Decode JSON as it is still streaming in via net/http
Decoding a JSON stream is possible with the json.Decoder
.
With Decoder.Decode()
, we may read (unmarshal) a single value without consuming and unmarshaling the complete stream. This is cool, but your input is a "single" JSON object, not a series of JSON objects, which means a call to Decoder.Decode()
would attempt to unmarshal the complete JSON object with all items (large objects).
What we want is partially, on-the-fly processing of a single JSON object. For this, we may use Decoder.Token()
which parses (advances) only the next subsequent token in the JSON input stream and returns it. This is called event-driven parsing.
Of course we have to "process" (interpret and act upon) the tokens and build a "state machine" that keeps track of where we're in the JSON structure we're processing.
Here's an implementation that solves your problem.
We will use the following JSON input:
{
"somefield": "value",
"otherfield": "othervalue",
"items": [
{ "id": "1", "data": "data1" },
{ "id": "2", "data": "data2" },
{ "id": "3", "data": "data3" },
{ "id": "4", "data": "data4" }
]
}
And read the items
, the "large objects" modeled by this type:
type LargeObject struct {
Id string `json:"id"`
Data string `json:"data"`
}
We will also parse and interpret other fields in the JSON object, but we will only log / print them.

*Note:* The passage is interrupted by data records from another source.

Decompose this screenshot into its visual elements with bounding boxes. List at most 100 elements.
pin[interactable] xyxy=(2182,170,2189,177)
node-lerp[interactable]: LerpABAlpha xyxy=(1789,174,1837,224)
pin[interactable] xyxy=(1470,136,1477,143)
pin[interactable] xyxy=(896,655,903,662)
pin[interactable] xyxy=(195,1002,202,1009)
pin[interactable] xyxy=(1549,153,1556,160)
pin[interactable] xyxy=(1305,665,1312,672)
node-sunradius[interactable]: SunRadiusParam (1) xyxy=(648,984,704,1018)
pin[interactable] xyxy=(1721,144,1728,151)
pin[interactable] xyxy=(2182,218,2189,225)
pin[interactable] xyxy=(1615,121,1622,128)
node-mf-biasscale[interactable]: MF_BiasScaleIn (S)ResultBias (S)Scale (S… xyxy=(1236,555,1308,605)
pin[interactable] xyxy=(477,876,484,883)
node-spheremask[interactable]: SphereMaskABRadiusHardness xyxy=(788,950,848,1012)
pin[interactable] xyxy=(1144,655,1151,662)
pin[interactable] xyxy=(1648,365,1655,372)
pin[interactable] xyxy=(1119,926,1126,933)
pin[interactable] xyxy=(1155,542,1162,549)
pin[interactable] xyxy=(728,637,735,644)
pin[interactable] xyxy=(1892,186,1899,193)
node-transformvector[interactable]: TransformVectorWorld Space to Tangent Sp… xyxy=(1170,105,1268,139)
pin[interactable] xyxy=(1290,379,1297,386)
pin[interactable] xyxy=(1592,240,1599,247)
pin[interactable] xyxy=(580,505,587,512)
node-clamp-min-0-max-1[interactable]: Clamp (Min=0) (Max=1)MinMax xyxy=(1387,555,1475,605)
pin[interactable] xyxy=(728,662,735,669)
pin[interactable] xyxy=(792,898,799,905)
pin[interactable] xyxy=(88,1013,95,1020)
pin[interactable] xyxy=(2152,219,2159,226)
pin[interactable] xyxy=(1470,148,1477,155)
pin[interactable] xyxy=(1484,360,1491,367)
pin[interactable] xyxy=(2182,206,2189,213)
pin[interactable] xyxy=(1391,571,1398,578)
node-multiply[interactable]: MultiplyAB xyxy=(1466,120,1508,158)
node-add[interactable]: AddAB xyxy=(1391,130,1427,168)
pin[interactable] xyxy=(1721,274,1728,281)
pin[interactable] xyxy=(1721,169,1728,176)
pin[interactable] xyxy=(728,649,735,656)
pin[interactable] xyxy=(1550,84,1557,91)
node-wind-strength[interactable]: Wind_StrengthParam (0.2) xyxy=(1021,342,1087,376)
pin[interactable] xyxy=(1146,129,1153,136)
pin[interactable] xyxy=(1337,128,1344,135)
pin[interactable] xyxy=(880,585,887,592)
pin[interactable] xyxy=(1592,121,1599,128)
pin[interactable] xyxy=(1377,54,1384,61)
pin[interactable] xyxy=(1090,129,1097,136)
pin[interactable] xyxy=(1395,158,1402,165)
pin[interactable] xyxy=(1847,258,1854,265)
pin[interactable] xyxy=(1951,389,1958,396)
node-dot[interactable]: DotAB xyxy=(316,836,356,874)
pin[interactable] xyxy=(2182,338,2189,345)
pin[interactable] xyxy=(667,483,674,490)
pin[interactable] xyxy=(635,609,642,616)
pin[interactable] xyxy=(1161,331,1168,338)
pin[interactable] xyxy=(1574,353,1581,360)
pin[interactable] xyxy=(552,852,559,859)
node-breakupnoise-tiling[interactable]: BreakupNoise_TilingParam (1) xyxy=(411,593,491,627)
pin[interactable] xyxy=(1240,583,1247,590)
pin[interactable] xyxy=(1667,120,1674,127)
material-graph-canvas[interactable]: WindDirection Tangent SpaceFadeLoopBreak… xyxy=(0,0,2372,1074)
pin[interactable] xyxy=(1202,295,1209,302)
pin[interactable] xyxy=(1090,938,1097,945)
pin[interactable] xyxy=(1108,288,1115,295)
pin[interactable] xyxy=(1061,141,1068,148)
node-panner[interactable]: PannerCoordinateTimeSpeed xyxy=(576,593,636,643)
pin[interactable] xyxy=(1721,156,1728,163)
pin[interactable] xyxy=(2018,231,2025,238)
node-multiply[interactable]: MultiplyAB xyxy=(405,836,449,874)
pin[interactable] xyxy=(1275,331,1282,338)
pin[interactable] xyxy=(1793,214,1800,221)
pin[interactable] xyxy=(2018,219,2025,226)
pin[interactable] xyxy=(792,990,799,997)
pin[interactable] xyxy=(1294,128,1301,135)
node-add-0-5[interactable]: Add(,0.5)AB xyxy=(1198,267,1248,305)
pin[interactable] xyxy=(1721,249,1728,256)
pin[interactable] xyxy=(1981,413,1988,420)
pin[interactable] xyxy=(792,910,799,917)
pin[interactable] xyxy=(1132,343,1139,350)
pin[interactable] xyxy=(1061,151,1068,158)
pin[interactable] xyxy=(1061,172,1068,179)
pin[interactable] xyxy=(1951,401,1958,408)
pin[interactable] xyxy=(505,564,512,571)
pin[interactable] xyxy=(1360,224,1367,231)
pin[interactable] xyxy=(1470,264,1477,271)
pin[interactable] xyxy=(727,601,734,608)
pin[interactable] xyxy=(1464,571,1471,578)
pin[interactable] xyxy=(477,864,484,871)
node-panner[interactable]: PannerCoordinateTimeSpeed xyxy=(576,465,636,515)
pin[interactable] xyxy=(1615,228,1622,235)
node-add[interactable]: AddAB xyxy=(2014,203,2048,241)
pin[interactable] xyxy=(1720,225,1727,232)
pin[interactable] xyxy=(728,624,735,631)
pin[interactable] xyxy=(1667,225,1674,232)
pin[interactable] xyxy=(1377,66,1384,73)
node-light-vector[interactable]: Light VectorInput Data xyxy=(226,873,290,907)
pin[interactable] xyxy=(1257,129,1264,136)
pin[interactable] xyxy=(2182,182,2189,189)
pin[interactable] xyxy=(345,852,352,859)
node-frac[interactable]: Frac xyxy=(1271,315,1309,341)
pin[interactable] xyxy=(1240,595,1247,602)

For brevity and easy error handling, We'll use this helper error handler function:
he := func(err error) {
if err != nil {
log.Fatal(err)
}
}
And now let's see some action. In the example below for brevity and to have a working demonstration on the Go Playground, we'll read from a string
value. To read from an actual HTTP response body, we only have to change a single line, which is how we create the json.Decoder
:
dec := json.NewDecoder(res.Body)
So the demonstration:
dec := json.NewDecoder(strings.NewReader(jsonStream))
// We expect an object
t, err := dec.Token()
he(err)
if delim, ok := t.(json.Delim); !ok || delim != '{' {
log.Fatal("Expected object")
}
// Read props
for dec.More() {
t, err = dec.Token()
he(err)
prop := t.(string)
if t != "items" {
var v interface{}
he(dec.Decode(&v))
log.Printf("Property '%s' = %v", prop, v)
continue
}
// It's the "items". We expect it to be an array
t, err := dec.Token()
he(err)
if delim, ok := t.(json.Delim); !ok || delim != '[' {
log.Fatal("Expected array")
}
// Read items (large objects)
for dec.More() {
// Read next item (large object)
lo := LargeObject{}
he(dec.Decode(&lo))
fmt.Printf("Item: %+v\n", lo)
}
// Array closing delim
t, err = dec.Token()
he(err)
if delim, ok := t.(json.Delim); !ok || delim != ']' {
log.Fatal("Expected array closing")
}
}
// Object closing delim
t, err = dec.Token()
he(err)
if delim, ok := t.(json.Delim); !ok || delim != '}' {
log.Fatal("Expected object closing")
}
This will produce the following output:
2009/11/10 23:00:00 Property 'somefield' = value
2009/11/10 23:00:00 Property 'otherfield' = othervalue
Item: {Id:1 Data:data1}
Item: {Id:2 Data:data2}
Item: {Id:3 Data:data3}
Item: {Id:4 Data:data4}
Try the full, working example on the Go Playground.